Upon researching Costa Rica, I came across some info about bananas, a most valuable commodity of the country, and one of its byproducts: banana vinegar. I became obsessed with making it at home. Costa Rican’s make this fruity vinegar by allowing a bunch of bananas to blacken and “ferment” in the sun for a week’s time or more. I found that I could achieve a similar process by cooking them and punching up the banana syrup. The result was fabulous as a robust enhancement in this salad.
6 large bananas
2 tablespoons white wine vinegar
1 tablespoon Mirin
1 tablespoon canola oil
1 tablespoon minced tarragon
1/4 teaspoon salt
Preheat oven to 350F. Keep bananas in their peels during cooking process. Rinse peels well. Cut stems and ends off bananas. Place bananas in a glass, baking dish. Bake for 30 minutes, until bananas are black and their syrup is visible on the bottom of the dish. Remove from the oven, and pierce each banana about 6 times with a fork or wooden skewer. Gently press the peels, so more syrup seeps from the holes, being careful not to squeeze out the actual fruit. Remove the bananas from the dish, and pour the syrup into a small bowl. Add vinegar, Mirin, oil, tarragon, and salt to banana syrup and whisk together until combined. Cover and set aside until ready to use.

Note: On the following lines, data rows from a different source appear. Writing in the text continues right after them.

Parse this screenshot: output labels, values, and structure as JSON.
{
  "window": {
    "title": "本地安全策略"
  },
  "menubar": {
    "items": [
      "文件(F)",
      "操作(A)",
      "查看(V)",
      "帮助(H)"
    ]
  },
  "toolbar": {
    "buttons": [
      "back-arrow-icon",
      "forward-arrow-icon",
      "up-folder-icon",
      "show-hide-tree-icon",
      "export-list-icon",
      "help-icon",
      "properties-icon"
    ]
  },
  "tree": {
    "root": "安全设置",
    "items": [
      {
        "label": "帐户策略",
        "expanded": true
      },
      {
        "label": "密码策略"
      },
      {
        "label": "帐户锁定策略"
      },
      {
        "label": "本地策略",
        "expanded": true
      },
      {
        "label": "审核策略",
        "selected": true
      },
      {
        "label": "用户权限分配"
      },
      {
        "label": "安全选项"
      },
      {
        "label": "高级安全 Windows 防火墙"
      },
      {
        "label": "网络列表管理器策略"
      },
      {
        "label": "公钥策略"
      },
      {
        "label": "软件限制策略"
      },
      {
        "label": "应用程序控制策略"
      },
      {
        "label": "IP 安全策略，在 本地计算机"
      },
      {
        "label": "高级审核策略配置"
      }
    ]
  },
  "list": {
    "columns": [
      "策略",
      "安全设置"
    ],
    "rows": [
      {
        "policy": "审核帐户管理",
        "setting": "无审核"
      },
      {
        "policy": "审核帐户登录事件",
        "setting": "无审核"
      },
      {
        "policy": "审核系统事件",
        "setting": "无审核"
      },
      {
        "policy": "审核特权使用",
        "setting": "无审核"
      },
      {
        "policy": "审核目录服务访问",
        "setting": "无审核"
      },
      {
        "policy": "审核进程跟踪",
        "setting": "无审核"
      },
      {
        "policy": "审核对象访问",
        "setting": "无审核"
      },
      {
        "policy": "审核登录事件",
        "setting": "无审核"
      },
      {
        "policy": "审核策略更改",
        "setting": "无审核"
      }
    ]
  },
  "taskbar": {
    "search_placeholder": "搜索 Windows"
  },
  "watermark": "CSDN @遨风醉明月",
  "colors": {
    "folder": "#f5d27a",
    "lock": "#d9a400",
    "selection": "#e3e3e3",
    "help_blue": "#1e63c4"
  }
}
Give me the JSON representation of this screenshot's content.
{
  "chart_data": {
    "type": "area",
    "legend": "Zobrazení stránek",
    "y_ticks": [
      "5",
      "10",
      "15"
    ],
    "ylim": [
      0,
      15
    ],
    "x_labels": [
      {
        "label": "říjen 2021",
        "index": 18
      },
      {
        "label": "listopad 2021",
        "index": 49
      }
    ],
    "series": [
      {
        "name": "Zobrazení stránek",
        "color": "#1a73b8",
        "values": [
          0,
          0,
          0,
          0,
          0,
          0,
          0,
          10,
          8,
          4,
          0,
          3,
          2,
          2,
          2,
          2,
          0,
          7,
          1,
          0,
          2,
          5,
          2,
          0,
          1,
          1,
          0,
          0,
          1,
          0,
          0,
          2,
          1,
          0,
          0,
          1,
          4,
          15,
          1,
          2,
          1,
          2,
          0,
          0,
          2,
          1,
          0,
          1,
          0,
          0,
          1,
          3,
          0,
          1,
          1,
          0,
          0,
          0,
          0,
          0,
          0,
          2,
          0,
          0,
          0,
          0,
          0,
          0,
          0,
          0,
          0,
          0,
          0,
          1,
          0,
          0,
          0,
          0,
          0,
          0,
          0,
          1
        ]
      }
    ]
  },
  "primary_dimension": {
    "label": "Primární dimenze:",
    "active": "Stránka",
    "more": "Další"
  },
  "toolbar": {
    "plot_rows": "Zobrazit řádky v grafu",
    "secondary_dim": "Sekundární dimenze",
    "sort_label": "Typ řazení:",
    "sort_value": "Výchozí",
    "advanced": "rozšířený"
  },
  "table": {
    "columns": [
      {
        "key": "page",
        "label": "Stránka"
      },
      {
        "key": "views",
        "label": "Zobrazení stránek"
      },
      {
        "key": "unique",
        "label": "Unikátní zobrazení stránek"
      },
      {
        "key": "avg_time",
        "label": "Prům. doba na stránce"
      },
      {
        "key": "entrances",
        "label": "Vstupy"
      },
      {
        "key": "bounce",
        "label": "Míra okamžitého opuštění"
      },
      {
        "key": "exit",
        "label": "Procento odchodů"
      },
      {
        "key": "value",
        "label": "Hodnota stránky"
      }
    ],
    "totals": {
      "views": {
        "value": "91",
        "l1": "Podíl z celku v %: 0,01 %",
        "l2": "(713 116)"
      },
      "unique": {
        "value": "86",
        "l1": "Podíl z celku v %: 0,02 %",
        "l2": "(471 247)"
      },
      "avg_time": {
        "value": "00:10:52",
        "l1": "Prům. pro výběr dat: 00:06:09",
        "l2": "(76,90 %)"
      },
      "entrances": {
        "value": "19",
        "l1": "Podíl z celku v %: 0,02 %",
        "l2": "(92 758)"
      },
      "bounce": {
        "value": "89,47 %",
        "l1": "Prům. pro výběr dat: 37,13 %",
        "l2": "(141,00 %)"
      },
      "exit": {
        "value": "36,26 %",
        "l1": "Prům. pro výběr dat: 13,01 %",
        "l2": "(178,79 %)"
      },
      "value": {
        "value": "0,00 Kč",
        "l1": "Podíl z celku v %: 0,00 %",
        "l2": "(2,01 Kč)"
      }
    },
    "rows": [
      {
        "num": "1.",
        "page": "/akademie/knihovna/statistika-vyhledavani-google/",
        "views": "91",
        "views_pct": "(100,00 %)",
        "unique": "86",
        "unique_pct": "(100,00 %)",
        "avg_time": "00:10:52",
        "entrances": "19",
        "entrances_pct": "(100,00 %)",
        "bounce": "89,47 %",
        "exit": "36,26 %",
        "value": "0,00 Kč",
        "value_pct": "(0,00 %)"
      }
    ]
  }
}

Pineapple Polenta Croutons
Ask any older Italian and most will tell you that polenta was the dish that was served when families were on a serious budget. My Italian mother-in-law refers to it as porridge! Add a predominant flavoring ingredient to it, such as pineapple juice, and cook it with a highly seasoned bouillon cube (as opposed to plain water or broth) and you’ve got a great base for an appetizer or the beginnings of an outstanding crouton. I made these toasty tropical gems for my dinner party and they were a big hit within the salad, especially when bites had bits of bacon!
1 cup water
1/2 cups pineapple juice
2 (3.5 gm) chicken bouillon cubes
3/4 cup yellow cornmeal
Bring water, pineapple juice, and bouillon cubes to boil in a medium saucepan over medium heat. Slowly sprinkle cornmeal into water while quickly whisking mixture. Continue whisking for 3 – 5 minutes smoothing out any lumps as mixture thickens. Replace whisk with wooden spoon and cook, stirring constantly until mixture thickens, about 1 minute. Spoon should stand in mixture and polenta will come away from sides of pan. Remove from heat and spread mixture on to a lightly oiled baking sheet making ½-inch thick rectangle of polenta. Cool until polenta is set, about 15 minutes. Cut polenta into 3/4-inch squares.
Heat 1 tablespoon sesame oil in a large skillet over medium-high heat. Add polenta cubes and cook, stirring occasionally, until toasted and browned on all sides. Remove from skillet on to a bed of paper towels to soak up excess oil. Repeat process as necessary until all polenta cubes are cooked.
6 cups field greens
Pineapple Polenta Croutons
8 strips cooked bacon, chopped
Just before serving, toss ingredients together in a large bowl until incorporated!